Kahvenin bahçesini gezdirdim ablama. Karabaş köpeğimi, Tekir kedimi gösterdim. O da çok sevdi onları. Yaşlı Kara Çınar ağacını görünce, çok şaşırdı. O kadar büyük bir ağaç herhalde görmemişti . Çiçeklerimizi, diğer ağaçları bir bir gösterdim. Kuyudan biraz korktu. Kahvemizin bahçesinin bir kenarında, küçük bir kulübe vardı. Burası daha önce benim dikkatimi çekmemişti. Ablam merak edince, camdan içeri birlikte baktık. Bir marangoz dükkânıymış burası. İçeride, palabıyıklı, yaşlı bir adam çalışıyordu. Sonradan , adının Marangoz İbrahim amca olduğunu öğrendiğim bu adam, adeta kendini oraya kapamış, dışarıya hiç çıkmıyor gibiydi. Az ileride, bahçemizin dışında da Hasan ustanın demirci dükkânı vardı. Bu iki yeri de ilk olarak ablamın sayesinde öğrendim.
Sonraları, aynı gün ,bana özenmiş olacak, ablam da benimle birlikte garsonluk yapmaya başladı kahvede. Benimle birlikte, boş bardakları topladı, müşterilere çay götürmeye bile başladı. Konuyu en ciddiye alan, yine Hamza dayı oldu :
- Bu çocuk kahve köşesinde olmaz İncirli.
- Ne yapalım Hamza dayı ; başka çare mi var ?
- Sen ver onu bana, bize götüreyim.
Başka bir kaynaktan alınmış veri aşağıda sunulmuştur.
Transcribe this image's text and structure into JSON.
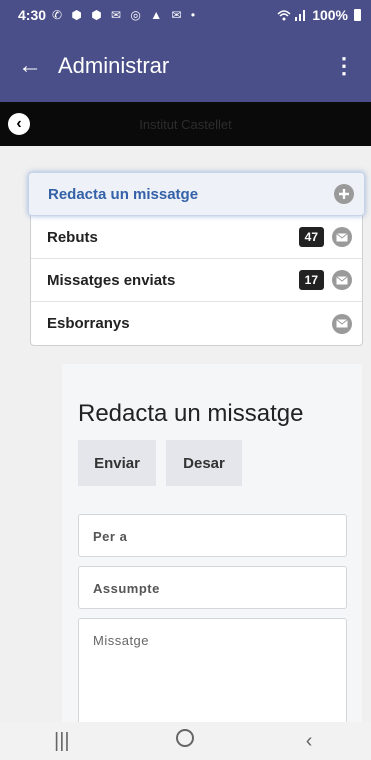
{
  "status_bar": {
    "time": "4:30",
    "notification_icons": "✆ ⬢ ⬢ ✉ ◎ ▲ ✉ •",
    "signal_icons": "wifi-signal-icon",
    "battery": "100%"
  },
  "app_bar": {
    "title": "Administrar"
  },
  "school_bar": {
    "name": "Institut Castellet"
  },
  "mail_menu": {
    "items": [
      {
        "label": "Redacta un missatge",
        "icon": "plus-circle-icon"
      },
      {
        "label": "Rebuts",
        "count": "47",
        "icon": "envelope-icon"
      },
      {
        "label": "Missatges enviats",
        "count": "17",
        "icon": "envelope-icon"
      },
      {
        "label": "Esborranys",
        "icon": "envelope-icon"
      }
    ]
  },
  "compose": {
    "title": "Redacta un missatge",
    "send_label": "Enviar",
    "save_label": "Desar",
    "to_placeholder": "Per a",
    "subject_placeholder": "Assumpte",
    "message_placeholder": "Missatge"
  },
  "colors": {
    "header": "#4a4f89",
    "active_text": "#3461a8",
    "school_bar": "#0a0a0a"
  }
}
Babam, hemen razı oldu. Hamza dayı ve eşi İsmet teyze güvenilir insanlardı. Ablama iyi bakacaklarından şüphe edilemezdi.
İlk akşamdan itibaren, her gün onlarda kaldı ablam. Fakat, okul durumu ne oldu, o da benim gibi Kurtköy’de okula geldi mi ; maalesef hafızamda yok. Zaten bir hafta sonunda, annem gelip, ablamı Hamza dayılardan geri almış.
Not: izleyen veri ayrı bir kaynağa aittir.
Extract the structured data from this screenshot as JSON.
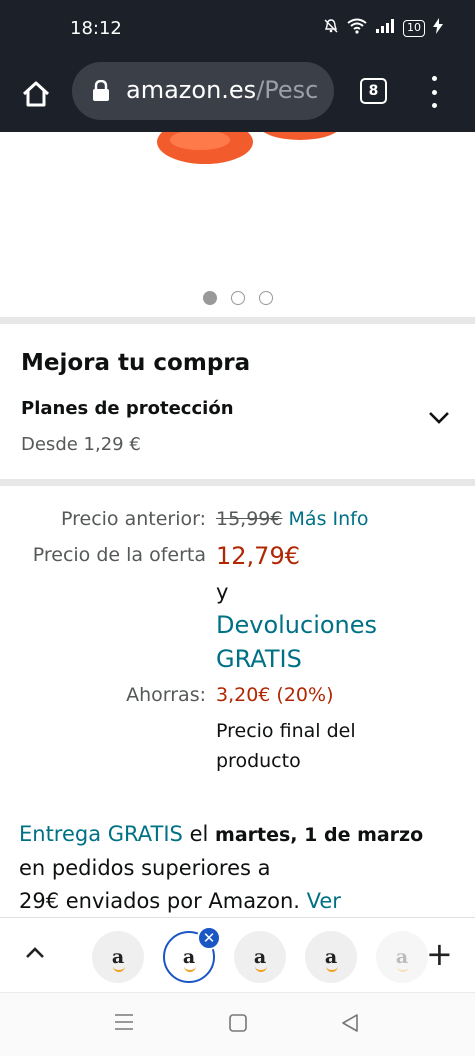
{
  "status_bar": {
    "time": "18:12",
    "battery": "10"
  },
  "browser": {
    "url_host": "amazon.es",
    "url_path": "/Pesc",
    "tab_count": "8"
  },
  "carousel": {
    "dots": 3,
    "active_index": 0
  },
  "mejora": {
    "title": "Mejora tu compra",
    "plans_label": "Planes de protección",
    "plans_price": "Desde 1,29 €"
  },
  "pricing": {
    "previous_label": "Precio anterior:",
    "previous_value": "15,99€",
    "more_info": "Más Info",
    "offer_label": "Precio de la oferta",
    "offer_value": "12,79€",
    "and_text": "y",
    "returns_line1": "Devoluciones",
    "returns_line2": "GRATIS",
    "savings_label": "Ahorras:",
    "savings_value": "3,20€ (20%)",
    "final_line1": "Precio final del",
    "final_line2": "producto"
  },
  "delivery": {
    "free_delivery": "Entrega GRATIS",
    "the": "el",
    "date": "martes, 1 de marzo",
    "line2": "en pedidos superiores a",
    "line3": "29€ enviados por Amazon.",
    "see": "Ver"
  },
  "tab_strip": {
    "tab_letter": "a",
    "close_symbol": "✕",
    "add_symbol": "+"
  },
  "colors": {
    "link": "#007185",
    "price_red": "#b12704",
    "tab_selected": "#1a56c4",
    "browser_bg": "#1b2029"
  }
}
Pendik’te, kiralık oturduğumuz gecekondunun, tam karşısında, kendine ait, bahçeli, tek katlı evde oturan, Demiryolları emeklisi İsmail efendi, anneme talip olmuş. Anladığım kadarıyla, annemin kalabalığı biraz sorun olunca, annem önce beni babama göndermiş, sonra da ablamı. Evlenince de, önce ağabeyim evi terk etmiş. Benim de ablamın da babama gönderilmesine ve annemin tekrar evlenmesine isyan etmiş. İsmail efendi, ablamı isteyince de gelip geri almış annem.
Babam, ablamın anneme tekrar gitmesinden ne kadar memnun olsa da, annemin evlendiğini öğrenince , özellikle ablam için endişe etmeye başladı. Sonuçta, ablamın artık bir üvey babası olmuştu. Kimdir, nasıl bir insandır, ablama nasıl davranacaktır; oldukça merak etmeye başlamış. Kendisinin, üvey annesinden çektiklerinin, yeniden gözünde canlanmasına sebep olmuştu bu olay.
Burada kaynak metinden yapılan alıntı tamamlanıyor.